Waffenruhe

Trump warnt Hamas: »Ich beobachte das sehr genau«

Mahnender Zeigefinger: Wie lange währt Trumps Geduld mit der Hamas? Foto: copyright (c) Flash90 2025

Im Bemühen um die Aufrechterhaltung der fragilen Waffenruhe im Gazastreifen fordern die USA von der islamistischen Hamas mit Nachdruck die Herausgabe der verbleibenden 13 toten Geiseln. »Die Hamas wird damit beginnen müssen, die Leichen der gestorbenen Geiseln, darunter zwei Amerikaner, schnell zurückzugeben«, schrieb US-Präsident Donald Trump auf der Plattform Truth Social. Andernfalls würden die anderen am Friedensprozess beteiligten Länder Maßnahmen ergreifen.

Derweil gingen Zehntausende Menschen in mehreren Städten Israels auf die Straßen, um die Herausgabe der Leichen zu fordern. 

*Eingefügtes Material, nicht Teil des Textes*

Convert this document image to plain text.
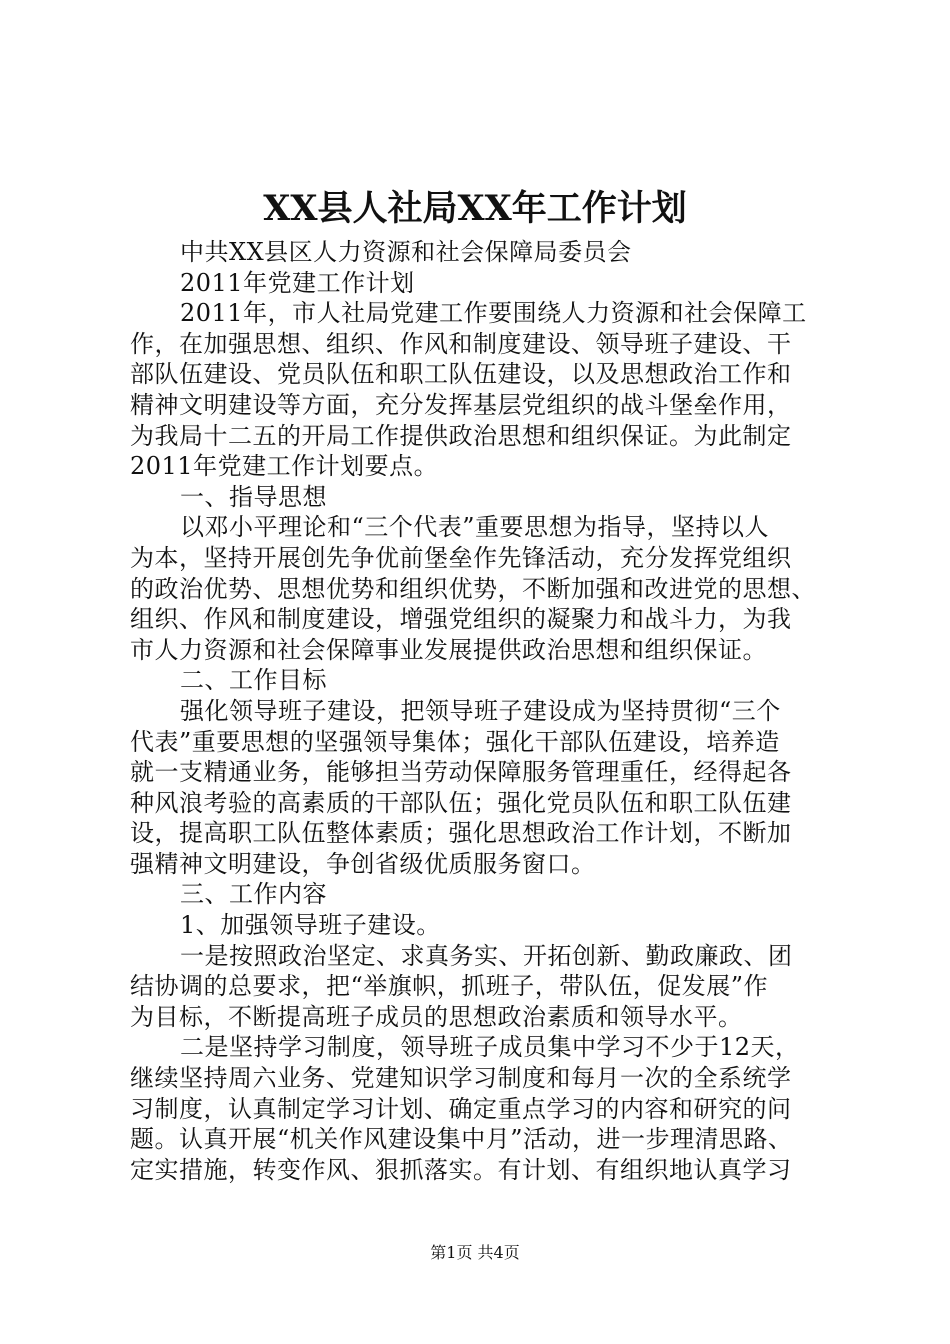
XX县人社局XX年工作计划
中共XX县区人力资源和社会保障局委员会
2011年党建工作计划
2011年，市人社局党建工作要围绕人力资源和社会保障工
作，在加强思想、组织、作风和制度建设、领导班子建设、干
部队伍建设、党员队伍和职工队伍建设，以及思想政治工作和
精神文明建设等方面，充分发挥基层党组织的战斗堡垒作用，
为我局十二五的开局工作提供政治思想和组织保证。为此制定
2011年党建工作计划要点。
一、指导思想
以邓小平理论和“三个代表”重要思想为指导，坚持以人
为本，坚持开展创先争优前堡垒作先锋活动，充分发挥党组织
的政治优势、思想优势和组织优势，不断加强和改进党的思想、
组织、作风和制度建设，增强党组织的凝聚力和战斗力，为我
市人力资源和社会保障事业发展提供政治思想和组织保证。
二、工作目标
强化领导班子建设，把领导班子建设成为坚持贯彻“三个
代表”重要思想的坚强领导集体；强化干部队伍建设，培养造
就一支精通业务，能够担当劳动保障服务管理重任，经得起各
种风浪考验的高素质的干部队伍；强化党员队伍和职工队伍建
设，提高职工队伍整体素质；强化思想政治工作计划，不断加
强精神文明建设，争创省级优质服务窗口。
三、工作内容
1、加强领导班子建设。
一是按照政治坚定、求真务实、开拓创新、勤政廉政、团
结协调的总要求，把“举旗帜，抓班子，带队伍，促发展”作
为目标，不断提高班子成员的思想政治素质和领导水平。
二是坚持学习制度，领导班子成员集中学习不少于12天，
继续坚持周六业务、党建知识学习制度和每月一次的全系统学
习制度，认真制定学习计划、确定重点学习的内容和研究的问
题。认真开展“机关作风建设集中月”活动，进一步理清思路、
定实措施，转变作风、狠抓落实。有计划、有组织地认真学习
第1页 共4页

Ägyptisches Team hilft bei der Bergung

Die Hamas hatte im Rahmen des Waffenruhe-Abkommens zugesagt, die sterblichen Überreste von insgesamt 28 Geiseln zu übergeben. Bislang hat sie jedoch erst 15 ausgehändigt. Ein ägyptisches Team fuhr unterdessen nach Informationen der »Times of Israel« mit persönlicher Genehmigung des israelischen Ministerpräsidenten Benjamin Netanjahu in den Gazastreifen, um bei der Suche nach den restlichen toten Geiseln zu helfen.

Einige der Leichen seien schwer zu erreichen, andere könnte die Hamas jedoch jetzt zurückgeben, schrieb Trump. Aus irgendeinem Grund mache die Terrororganisation das nicht.

Trump warnt: »Mal sehen, was sie in den nächsten 48 Stunden tun werden.«

»Vielleicht hat das mit ihrer Entwaffnung zu tun«, schrieb der US-Präsident auf Truth Social weiter. Die zweite Phase von Trumps Friedensplan sieht unter anderem die Entwaffnung der Hamas vor, die die Islamisten aber ablehnen. Seine Zusage, dass beide Seiten fair behandelt würden, gelte nur, wenn sie ihren Verpflichtungen nachkämen, mahnte Trump. »Mal sehen, was sie in den nächsten 48 Stunden tun werden. Ich beobachte das sehr genau«, schrieb er.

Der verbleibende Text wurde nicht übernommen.